Photo: Filippo Monteforte/AFP

I’m yet to see a fix for the city’s rubbish problem, but I no longer assume it’s all the residents’ fault. It’s the result of decades of misuse of public funds, graft and organized crime – hardly reassuring, but marginally less bleak than thinking that none of your neighbours give a damn.

Because always, of course, there are people trying to improve things – by protesting, by voting, by picking up litter, even by filling in potholes on the sly. (Remember that if you’re a citizen of another EU country living in Rome, you have the right to vote in city elections too.) Doing the work yourself doesn’t absolve the authorities of the responsibility to do it, but in the meantime, as one acquaintance put it, at least your sidewalk is clean.

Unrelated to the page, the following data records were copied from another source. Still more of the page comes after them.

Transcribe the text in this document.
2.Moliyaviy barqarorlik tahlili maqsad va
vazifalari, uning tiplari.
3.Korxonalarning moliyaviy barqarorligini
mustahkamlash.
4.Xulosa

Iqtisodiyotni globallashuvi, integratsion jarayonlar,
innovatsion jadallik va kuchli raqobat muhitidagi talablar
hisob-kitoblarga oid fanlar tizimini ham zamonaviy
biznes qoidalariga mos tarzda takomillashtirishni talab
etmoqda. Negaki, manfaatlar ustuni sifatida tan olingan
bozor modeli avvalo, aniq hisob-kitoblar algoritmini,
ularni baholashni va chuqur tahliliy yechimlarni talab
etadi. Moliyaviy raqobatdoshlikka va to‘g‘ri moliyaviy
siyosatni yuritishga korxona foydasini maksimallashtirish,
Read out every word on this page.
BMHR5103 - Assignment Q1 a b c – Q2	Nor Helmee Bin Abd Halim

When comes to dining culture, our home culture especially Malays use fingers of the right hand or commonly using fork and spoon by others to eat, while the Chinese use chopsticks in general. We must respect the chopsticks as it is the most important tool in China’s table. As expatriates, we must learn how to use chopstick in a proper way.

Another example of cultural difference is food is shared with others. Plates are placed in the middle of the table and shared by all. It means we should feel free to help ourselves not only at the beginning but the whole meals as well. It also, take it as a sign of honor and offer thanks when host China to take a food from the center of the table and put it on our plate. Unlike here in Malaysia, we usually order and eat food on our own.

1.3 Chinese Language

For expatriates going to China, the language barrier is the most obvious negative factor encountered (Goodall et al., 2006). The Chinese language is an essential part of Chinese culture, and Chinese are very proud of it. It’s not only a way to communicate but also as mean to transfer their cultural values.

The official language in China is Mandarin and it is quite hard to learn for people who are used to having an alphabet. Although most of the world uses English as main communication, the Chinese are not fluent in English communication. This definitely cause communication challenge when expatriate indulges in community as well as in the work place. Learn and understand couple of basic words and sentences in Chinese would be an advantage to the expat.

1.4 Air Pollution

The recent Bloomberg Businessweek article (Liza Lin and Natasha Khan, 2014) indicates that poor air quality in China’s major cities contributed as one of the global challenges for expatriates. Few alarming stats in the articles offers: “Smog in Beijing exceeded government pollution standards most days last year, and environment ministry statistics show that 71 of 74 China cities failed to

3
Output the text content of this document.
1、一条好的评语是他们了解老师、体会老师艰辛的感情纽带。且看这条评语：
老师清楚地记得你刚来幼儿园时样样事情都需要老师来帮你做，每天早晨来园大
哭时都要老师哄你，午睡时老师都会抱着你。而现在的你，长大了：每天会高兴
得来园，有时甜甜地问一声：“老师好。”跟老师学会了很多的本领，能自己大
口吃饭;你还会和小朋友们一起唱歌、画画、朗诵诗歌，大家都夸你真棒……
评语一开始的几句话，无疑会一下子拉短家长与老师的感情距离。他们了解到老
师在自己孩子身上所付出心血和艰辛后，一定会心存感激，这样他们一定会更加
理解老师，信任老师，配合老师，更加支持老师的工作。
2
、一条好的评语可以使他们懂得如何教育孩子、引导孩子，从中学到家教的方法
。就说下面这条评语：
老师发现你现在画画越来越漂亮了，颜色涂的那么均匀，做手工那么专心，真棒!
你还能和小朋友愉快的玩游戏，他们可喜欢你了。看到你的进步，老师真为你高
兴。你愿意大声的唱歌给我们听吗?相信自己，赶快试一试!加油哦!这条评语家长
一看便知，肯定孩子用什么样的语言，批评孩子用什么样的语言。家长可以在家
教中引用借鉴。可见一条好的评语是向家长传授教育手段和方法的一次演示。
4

And those small pleasures: I finally gave myself permission to enjoy them. I like cracker-thin Roman pizza, supposedly kept from rising by the city’s hard water. I like sun that dries my laundry even in December. I like the view of mountains on a clear day. I like the light that glows golden around half an hour before sunset and works a kind of magic on ochre walls and brick bell towers and crumbling aqueducts.

In my fifth year here, I know now that these things don’t blind me to Rome’s faults, nor do I have to pretend not to see them to prove I’m not just another tourist. I live here; sometimes it’s bad; and most days, at about 5pm, looking over the rooftops, it’s good.